I'm not saying my example is a good one, but I go by 'up to' 24 hours. If they pip and haven't started doing anything else by then, I'm in there. Because if I am honest, my incubator isn't perfect, I'm not perfect, conditions are never perfect. It might die not because that's how it's supposed to be, but because of some condition that should have been different. It may be because your humidity was too low. Or too high. Or they got positioned wrong. Or they were too big to turn right. Or.... well, there's a lot that can go wrong with hatching.
A lot of people are afraid to help for causing more problems. Blood isn't something such tiny critters have a lot of, and it can be scary to see if you mess up- and a lot of people (reasonably) don't want to take the blame if the chick dies while they happen to be helping. I don't have that fear and I personally consider the chance of killing a chick to be less than that of saving a chick through intervention at hatch time. So in the end, you make a decision.
If you're willing to take the risk of possible harm and live with the consequences if you mess up, then you help when-ever you feel comfortable. If you don't want part in the blame if something goes wrong, you say "nature's decision" and you leave them be.
And yes, I'm aware not everyone agrees with me on this... I'm the odd bird out on this, but I've saved more lives than I've condemned.
I agree with Kedreeva I help out after 24 hr or when I have that feeling that something isn't quite right. I had one last weekend that I wish I would have help along as I felt he got turned around by the hatchlings starting to move and roll the egg. My uncle who has raised chicks forever often helped some along and I don't recall many if any dieing. If you do what feels right I don't think you'll be sorry no matter the out come.
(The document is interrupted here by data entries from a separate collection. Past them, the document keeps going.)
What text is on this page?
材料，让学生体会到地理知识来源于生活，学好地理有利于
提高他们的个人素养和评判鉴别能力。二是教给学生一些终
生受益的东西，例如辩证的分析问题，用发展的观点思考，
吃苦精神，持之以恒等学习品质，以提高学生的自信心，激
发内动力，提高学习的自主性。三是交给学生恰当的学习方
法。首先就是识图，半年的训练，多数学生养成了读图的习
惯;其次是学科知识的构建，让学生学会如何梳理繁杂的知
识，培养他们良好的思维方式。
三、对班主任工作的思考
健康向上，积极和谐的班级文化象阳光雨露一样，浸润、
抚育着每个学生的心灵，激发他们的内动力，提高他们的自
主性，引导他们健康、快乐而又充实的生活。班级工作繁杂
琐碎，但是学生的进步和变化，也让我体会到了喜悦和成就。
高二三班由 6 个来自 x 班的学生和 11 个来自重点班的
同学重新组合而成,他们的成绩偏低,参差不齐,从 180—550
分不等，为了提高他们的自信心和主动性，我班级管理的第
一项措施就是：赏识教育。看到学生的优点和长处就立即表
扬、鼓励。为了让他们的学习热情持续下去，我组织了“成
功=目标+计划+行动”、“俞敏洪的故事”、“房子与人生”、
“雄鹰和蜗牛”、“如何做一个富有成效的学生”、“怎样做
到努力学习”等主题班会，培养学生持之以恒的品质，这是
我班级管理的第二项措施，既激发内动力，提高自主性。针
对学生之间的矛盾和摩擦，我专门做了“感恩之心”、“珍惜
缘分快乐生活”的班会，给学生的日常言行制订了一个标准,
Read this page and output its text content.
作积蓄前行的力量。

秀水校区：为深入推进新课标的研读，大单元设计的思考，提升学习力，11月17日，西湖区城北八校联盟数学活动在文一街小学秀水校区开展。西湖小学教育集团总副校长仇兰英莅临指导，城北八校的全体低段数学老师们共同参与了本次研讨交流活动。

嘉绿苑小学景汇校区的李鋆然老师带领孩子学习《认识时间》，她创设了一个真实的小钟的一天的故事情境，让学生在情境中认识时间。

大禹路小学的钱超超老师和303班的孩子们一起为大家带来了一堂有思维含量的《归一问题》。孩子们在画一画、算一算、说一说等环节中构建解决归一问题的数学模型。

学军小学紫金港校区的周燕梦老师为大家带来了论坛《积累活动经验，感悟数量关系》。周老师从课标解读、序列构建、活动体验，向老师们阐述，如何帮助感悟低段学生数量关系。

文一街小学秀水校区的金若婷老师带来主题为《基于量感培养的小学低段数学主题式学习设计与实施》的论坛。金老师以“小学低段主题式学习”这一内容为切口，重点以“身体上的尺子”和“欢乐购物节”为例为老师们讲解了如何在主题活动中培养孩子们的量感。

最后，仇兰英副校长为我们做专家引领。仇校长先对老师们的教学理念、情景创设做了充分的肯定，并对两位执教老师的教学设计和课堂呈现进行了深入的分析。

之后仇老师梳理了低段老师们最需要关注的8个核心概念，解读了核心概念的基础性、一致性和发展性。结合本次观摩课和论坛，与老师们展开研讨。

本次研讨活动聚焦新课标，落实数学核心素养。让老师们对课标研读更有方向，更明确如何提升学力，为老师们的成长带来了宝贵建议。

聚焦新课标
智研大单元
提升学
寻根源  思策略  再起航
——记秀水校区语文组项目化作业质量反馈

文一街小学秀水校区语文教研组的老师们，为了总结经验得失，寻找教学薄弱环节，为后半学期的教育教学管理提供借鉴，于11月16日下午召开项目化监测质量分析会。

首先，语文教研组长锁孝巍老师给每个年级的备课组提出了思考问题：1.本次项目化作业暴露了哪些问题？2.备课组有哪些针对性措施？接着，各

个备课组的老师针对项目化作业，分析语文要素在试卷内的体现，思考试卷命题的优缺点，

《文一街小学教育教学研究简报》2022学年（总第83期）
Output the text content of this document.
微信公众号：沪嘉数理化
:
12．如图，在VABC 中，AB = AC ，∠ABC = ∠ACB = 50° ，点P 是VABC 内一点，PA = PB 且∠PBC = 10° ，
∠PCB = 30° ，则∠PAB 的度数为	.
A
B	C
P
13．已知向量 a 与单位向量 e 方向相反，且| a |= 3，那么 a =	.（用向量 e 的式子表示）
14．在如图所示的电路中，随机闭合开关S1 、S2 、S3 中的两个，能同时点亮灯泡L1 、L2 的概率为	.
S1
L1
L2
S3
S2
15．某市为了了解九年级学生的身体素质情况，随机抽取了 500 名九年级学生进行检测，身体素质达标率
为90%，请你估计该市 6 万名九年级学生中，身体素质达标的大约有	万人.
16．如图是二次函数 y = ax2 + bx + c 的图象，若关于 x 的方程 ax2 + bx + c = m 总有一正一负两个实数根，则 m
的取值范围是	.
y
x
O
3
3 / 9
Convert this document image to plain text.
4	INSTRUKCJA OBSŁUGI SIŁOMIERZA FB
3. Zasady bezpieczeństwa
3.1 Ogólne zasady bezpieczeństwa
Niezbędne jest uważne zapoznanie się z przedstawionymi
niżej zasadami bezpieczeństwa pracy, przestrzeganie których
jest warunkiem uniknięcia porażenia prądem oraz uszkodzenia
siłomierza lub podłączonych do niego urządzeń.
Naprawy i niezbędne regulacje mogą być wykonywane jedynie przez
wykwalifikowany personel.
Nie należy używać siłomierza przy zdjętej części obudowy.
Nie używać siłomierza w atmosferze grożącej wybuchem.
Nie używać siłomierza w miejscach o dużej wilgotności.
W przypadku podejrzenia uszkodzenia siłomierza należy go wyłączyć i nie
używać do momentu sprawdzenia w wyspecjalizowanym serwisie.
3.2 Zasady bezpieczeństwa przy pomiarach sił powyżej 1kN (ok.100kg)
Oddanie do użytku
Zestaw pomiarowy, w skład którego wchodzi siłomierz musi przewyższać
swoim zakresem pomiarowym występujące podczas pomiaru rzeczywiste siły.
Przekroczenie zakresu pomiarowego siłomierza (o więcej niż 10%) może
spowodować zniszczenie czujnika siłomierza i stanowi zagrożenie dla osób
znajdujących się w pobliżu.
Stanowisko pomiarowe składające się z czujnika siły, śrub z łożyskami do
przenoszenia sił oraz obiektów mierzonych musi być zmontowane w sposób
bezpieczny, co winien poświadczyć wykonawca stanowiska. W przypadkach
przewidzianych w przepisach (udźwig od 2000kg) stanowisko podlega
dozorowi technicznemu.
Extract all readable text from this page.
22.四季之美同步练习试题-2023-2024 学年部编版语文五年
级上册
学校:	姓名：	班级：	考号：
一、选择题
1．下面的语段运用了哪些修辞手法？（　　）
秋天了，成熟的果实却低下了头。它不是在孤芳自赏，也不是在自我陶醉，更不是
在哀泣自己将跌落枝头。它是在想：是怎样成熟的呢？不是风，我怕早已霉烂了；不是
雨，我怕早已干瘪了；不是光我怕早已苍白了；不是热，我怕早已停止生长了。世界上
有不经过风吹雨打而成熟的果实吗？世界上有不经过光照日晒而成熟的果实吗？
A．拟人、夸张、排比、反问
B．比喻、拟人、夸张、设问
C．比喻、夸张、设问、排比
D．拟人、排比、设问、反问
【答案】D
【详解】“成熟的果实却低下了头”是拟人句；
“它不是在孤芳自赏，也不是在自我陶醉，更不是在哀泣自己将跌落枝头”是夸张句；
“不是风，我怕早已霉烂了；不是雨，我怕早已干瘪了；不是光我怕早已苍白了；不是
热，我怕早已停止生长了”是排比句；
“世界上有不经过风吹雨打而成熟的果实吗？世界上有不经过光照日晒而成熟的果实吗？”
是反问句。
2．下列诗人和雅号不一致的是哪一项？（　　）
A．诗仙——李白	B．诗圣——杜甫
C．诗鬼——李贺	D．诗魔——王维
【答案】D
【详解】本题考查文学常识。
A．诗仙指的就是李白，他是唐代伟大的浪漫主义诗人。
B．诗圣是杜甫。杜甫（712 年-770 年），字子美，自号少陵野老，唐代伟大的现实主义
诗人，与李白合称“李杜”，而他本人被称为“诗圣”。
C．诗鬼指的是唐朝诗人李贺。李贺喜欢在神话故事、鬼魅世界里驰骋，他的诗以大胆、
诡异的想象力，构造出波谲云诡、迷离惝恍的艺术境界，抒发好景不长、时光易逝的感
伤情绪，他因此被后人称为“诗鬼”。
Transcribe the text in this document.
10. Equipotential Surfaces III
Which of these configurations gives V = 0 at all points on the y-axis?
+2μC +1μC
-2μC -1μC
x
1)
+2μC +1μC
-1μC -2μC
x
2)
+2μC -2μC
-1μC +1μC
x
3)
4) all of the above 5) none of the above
Thanks for your replies! One of them is actually making some progress now. If I don't see any progress with the other one by morning, I will likely intervene. Artificial incubation is not a natural process, and as such the margin for human error is great. Last year I lost half my hatch because they got stuck in their eggs. I ended up saving a couple of them, but for the rest it was too late. They were all perfectly developed, just got stuck due to low humidity. I think I will stick to the 24 hr time frame.